Writer Elmore Leonard died Tuesday at the age of 87. The popular novelist left 10 Rules of Writing. Most of these don’t apply to web content, frankly, or at least not to the content for websites designed to represent businesses and organizations. If your business site’s homepage begins with, “It was a dark and stormy night,” you have more problems than can be dealt with in a list of ten rules.
However, Leonard’s rule 10, “Try to leave out the part that readers tend to skip,” is excellent advice for web content.
Website owners often want to lead with a mission statement or a recitation of the awards they’ve won. In general, your readers don’t care. Most of the time, people have come to your website because of their needs and wants, not because they happen to be curious about your company. As a general rule, people visiting your website have a question they want answered, and they will skim till they find the information they need to answer the question, at which point they will read.
I’m writing at the moment for a construction company specializing in geothermal technology. People arriving at their website will want to know what geothermal is, whether it can save them money, whether the company does a good job, and how to get in touch with them. Pretty self-centered, right?
Readers get to be self-centered. Websites, therefore, don’t.

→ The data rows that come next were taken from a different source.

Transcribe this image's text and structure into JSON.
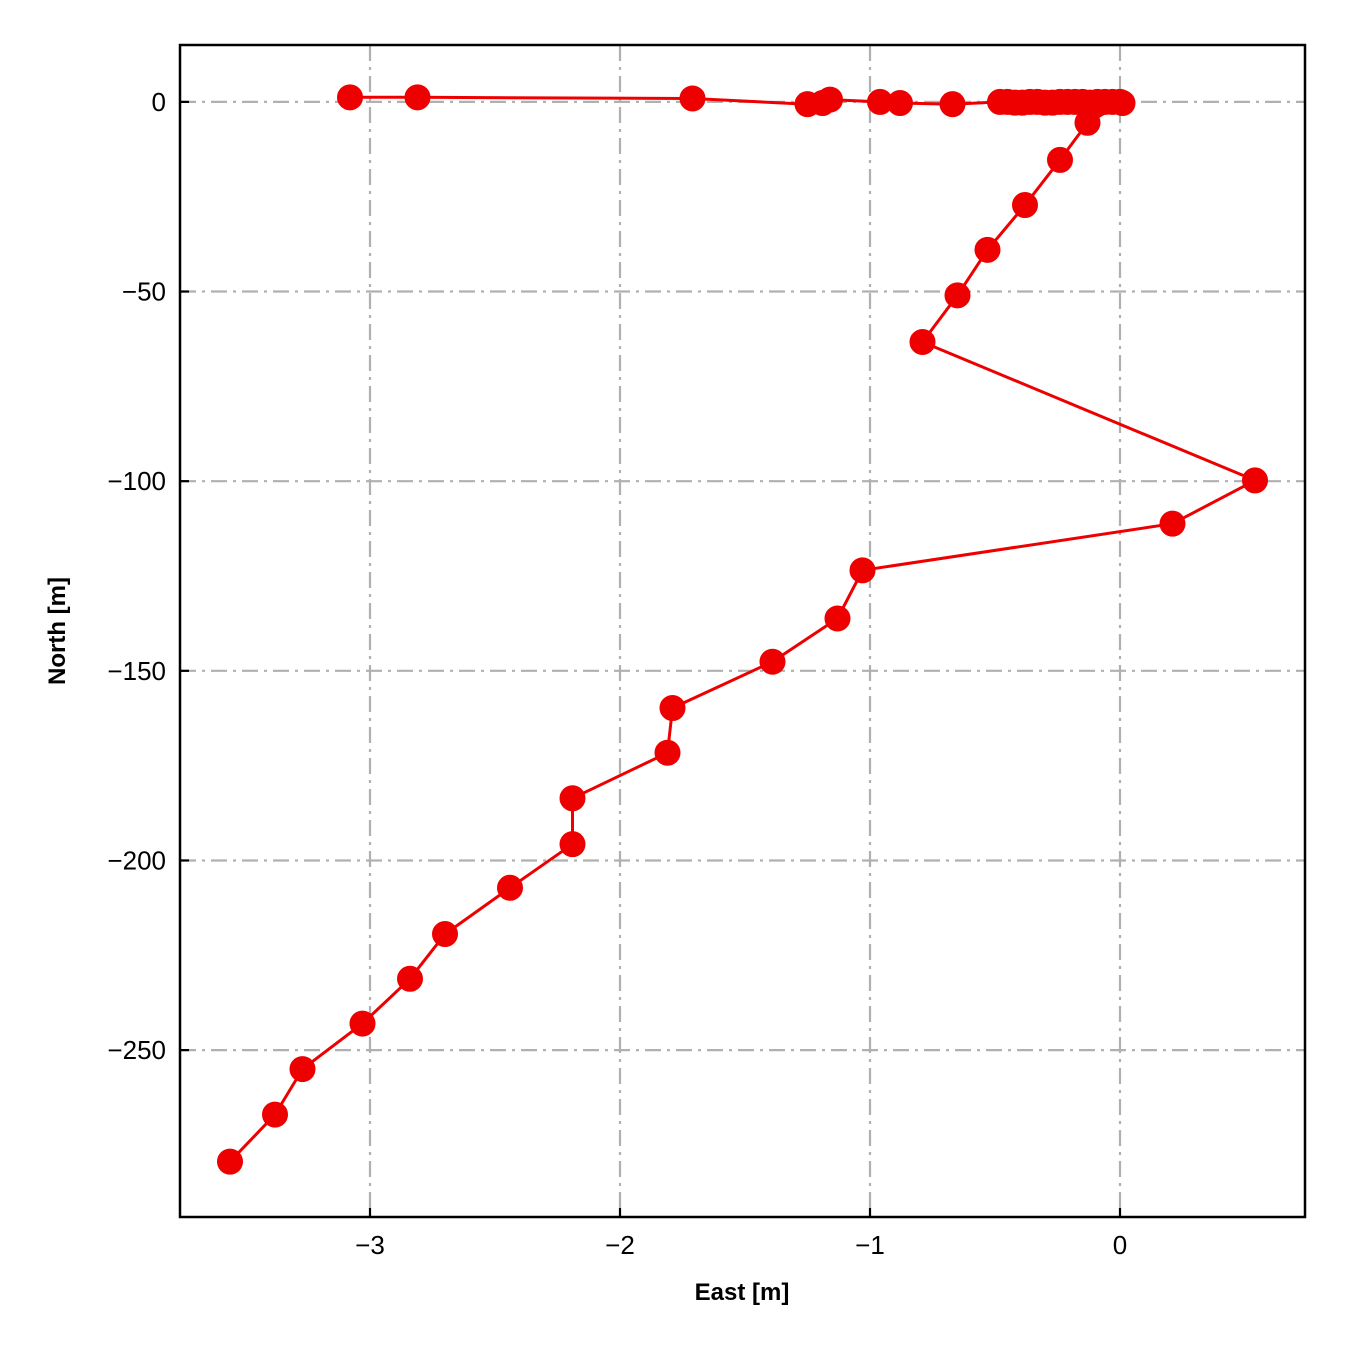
{
  "chart_data": {
    "type": "line",
    "title": "",
    "xlabel": "East [m]",
    "ylabel": "North [m]",
    "xlim": [
      -3.76,
      0.74
    ],
    "ylim": [
      -294,
      15
    ],
    "xticks": [
      -3,
      -2,
      -1,
      0
    ],
    "xtick_labels": [
      "−3",
      "−2",
      "−1",
      "0"
    ],
    "yticks": [
      0,
      -50,
      -100,
      -150,
      -200,
      -250
    ],
    "ytick_labels": [
      "0",
      "−50",
      "−100",
      "−150",
      "−200",
      "−250"
    ],
    "grid": true,
    "legend": false,
    "colors": {
      "series": "#ee0000",
      "grid": "#b0b0b0",
      "axes": "#000000",
      "background": "#ffffff"
    },
    "series": [
      {
        "marker": "circle",
        "x": [
          -3.08,
          -2.81,
          -1.71,
          -1.25,
          -1.19,
          -1.16,
          -0.96,
          -0.88,
          -0.67,
          -0.48,
          -0.45,
          -0.42,
          -0.39,
          -0.36,
          -0.33,
          -0.3,
          -0.27,
          -0.24,
          -0.21,
          -0.18,
          -0.15,
          -0.12,
          -0.09,
          -0.06,
          -0.03,
          0.0,
          0.01,
          -0.13,
          -0.24,
          -0.38,
          -0.53,
          -0.65,
          -0.79,
          0.54,
          0.21,
          -1.03,
          -1.13,
          -1.39,
          -1.79,
          -1.81,
          -2.19,
          -2.19,
          -2.44,
          -2.7,
          -2.84,
          -3.03,
          -3.27,
          -3.38,
          -3.56
        ],
        "y": [
          1.2,
          1.2,
          0.9,
          -0.6,
          -0.3,
          0.6,
          0.0,
          -0.3,
          -0.6,
          0.0,
          0.0,
          -0.2,
          -0.2,
          0.0,
          0.0,
          -0.2,
          -0.2,
          0.0,
          0.0,
          0.0,
          0.0,
          -0.2,
          0.0,
          0.0,
          0.0,
          0.0,
          -0.3,
          -5.5,
          -15.3,
          -27.2,
          -39.0,
          -51.0,
          -63.3,
          -99.8,
          -111.2,
          -123.5,
          -136.2,
          -147.6,
          -159.8,
          -171.6,
          -183.6,
          -195.7,
          -207.2,
          -219.4,
          -231.2,
          -243.0,
          -255.0,
          -267.0,
          -279.4
        ]
      }
    ]
  }
}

Here are some more things people skip:
- terms and policies
- banner ads
- privacy notices
- disclaimers
- paragraphs studded with phrases like “with regard to” and “in terms of”
- most sales pitches
There are some things that most people will skip — but which your customers are likely to read. For example, your “About Us” page will probably be read by only about 10% of your visitors (more if you offer a service for which trust is the essential selling point; fewer if you sell a product), but that 10% is probably thinking actively about buying from you. Your “About Us” page gets skipped a lot, but it’s important for the people who read it, and for your business.
The same is true for ads and sales pitches. Most people may skip them, but people who are ready to buy may read them carefully. Do a good job with them.
There are even things that your visitors may skip but which are important for search engines. If you’re a CPG manufacturer, your human visitors may never look at your physical address, but it can have SEO benefits to include it. Site maps, too, are good for search engines. If visitors can’t find their way around your website without a site map, though, you need a new website.
With those caveats, you’re probably best off not writing the stuff people skip. If you must, keep them off the homepage. A visitor who has had to wade through your privacy policy and personal bio in order to find your shipping rates will not like you or your products any more by the time he or she gets to those rates.